Arch Biochem Biophys; 637: 1-8, 2018 01 01.
Artigo em Inglês | MEDLINE | ID: mdl-29126969
Long non-coding RNAs (lncRNAs) have been confirmed as crucial regulators in tumorgenesis. Small nucleolar RNA host gene 16 (SNHG16) has been recently uncovered to be a potential oncogene in several types of cancers. However, its expression level and potential role in cervical cancer remain uncertain. In our research, we assessed the expression level of SNHG16 in clinical cervical cancer tissues and cells. We made use of functional assays to determine the biological effects of SNHG16 on cell proliferation and migration of cervical cancer.
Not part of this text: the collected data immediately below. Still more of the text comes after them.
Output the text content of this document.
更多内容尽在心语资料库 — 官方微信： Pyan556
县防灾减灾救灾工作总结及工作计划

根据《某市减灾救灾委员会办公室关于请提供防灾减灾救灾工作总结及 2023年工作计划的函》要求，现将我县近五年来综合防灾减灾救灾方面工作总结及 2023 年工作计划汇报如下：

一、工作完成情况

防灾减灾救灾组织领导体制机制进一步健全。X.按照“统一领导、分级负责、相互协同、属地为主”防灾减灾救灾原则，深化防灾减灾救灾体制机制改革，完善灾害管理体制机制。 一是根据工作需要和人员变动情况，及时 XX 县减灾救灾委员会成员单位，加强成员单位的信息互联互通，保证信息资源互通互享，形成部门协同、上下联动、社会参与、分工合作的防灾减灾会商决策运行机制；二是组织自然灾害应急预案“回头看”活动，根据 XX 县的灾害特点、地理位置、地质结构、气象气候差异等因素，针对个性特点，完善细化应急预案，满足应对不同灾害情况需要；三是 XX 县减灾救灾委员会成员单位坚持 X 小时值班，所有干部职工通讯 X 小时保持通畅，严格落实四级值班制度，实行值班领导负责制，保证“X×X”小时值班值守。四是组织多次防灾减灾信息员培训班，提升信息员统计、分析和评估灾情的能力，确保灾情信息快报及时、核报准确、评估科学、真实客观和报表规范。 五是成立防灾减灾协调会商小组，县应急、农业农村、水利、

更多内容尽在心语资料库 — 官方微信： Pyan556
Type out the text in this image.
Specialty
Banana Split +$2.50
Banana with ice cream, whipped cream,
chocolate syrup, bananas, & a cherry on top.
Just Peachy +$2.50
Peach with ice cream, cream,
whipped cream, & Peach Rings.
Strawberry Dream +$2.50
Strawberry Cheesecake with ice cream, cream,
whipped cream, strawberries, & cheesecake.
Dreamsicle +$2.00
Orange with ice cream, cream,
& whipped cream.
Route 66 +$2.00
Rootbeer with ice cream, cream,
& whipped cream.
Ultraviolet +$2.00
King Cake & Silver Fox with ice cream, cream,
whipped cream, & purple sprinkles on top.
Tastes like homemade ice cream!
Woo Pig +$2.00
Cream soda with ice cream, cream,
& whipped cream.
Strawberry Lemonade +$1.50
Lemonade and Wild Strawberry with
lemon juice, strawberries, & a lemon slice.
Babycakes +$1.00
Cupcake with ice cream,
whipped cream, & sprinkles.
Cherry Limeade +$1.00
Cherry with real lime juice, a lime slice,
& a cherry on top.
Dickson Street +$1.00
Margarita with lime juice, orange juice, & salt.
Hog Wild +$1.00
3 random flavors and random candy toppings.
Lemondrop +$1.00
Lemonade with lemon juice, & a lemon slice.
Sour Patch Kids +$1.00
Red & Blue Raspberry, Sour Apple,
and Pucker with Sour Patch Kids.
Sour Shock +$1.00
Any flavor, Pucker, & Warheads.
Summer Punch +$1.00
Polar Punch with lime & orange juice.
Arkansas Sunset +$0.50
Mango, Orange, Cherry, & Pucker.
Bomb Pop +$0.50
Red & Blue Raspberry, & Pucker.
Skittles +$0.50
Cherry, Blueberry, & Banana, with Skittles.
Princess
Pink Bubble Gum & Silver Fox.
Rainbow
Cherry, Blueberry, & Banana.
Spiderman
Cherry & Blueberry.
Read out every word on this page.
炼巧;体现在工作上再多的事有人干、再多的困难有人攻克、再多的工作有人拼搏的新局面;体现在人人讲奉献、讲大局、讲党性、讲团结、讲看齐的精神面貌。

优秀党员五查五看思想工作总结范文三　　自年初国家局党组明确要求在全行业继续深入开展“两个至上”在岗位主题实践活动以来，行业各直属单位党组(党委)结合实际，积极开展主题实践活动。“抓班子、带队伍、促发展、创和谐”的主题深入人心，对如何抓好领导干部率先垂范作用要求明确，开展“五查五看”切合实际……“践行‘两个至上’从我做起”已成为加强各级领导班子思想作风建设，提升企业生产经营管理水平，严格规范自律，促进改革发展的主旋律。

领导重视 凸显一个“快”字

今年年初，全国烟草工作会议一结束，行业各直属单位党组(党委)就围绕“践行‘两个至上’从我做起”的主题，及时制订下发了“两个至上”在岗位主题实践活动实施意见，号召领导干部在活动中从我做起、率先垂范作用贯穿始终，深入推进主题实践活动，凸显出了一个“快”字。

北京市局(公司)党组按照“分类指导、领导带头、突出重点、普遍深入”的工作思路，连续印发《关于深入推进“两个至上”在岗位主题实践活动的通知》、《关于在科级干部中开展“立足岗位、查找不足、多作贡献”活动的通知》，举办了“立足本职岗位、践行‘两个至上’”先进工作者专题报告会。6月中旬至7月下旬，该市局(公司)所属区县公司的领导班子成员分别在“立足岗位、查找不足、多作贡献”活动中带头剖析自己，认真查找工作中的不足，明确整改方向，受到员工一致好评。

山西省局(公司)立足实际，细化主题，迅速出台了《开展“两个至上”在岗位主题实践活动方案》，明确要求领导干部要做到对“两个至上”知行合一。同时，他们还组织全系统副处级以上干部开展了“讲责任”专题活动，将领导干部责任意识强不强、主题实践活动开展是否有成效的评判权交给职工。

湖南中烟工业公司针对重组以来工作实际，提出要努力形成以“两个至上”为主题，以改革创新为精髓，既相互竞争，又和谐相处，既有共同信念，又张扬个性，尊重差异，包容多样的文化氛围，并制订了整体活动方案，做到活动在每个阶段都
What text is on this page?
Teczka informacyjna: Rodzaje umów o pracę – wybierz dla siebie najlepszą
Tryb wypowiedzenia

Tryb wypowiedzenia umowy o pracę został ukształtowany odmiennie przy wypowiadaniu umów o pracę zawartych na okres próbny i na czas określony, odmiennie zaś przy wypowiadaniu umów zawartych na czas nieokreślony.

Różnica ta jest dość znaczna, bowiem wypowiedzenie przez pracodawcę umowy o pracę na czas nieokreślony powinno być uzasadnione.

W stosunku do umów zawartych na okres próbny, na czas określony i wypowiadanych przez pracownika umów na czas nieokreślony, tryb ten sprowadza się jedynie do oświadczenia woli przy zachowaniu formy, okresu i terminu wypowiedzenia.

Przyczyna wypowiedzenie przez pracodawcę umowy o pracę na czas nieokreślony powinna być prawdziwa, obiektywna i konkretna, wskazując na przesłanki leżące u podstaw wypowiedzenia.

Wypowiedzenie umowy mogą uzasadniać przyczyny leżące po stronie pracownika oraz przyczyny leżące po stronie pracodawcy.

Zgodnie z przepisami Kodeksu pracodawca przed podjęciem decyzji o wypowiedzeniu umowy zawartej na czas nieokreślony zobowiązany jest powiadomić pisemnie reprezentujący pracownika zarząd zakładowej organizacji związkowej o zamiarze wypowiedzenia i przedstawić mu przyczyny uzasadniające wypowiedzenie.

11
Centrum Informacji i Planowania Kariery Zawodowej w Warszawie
By employing the bioinformatics analysis tools, we revealed that miR-216-5p could interact with SNHG16 and there existed a negative correlation between the expression levels of miR-216-5p and SNHG16 in cervical cancer specimens. Furthermore, RIP assay, RNA pulldown system and dual luciferase reporter assays confirmed that SNHG16 directly targeted miR-216-5p by harboring the binding sites of microRNA in the SNHG16 sequence. Additionally, bioinformatics analysis provided an evidence that ZEB1 was a potential target of miR-216-5p. Collectively, it was suggested that SNHG16 could serve as an oncogene that promoted tumor progression by acting as an endogenous 'sponge' to regulate miR-216A-5p/ZEB1.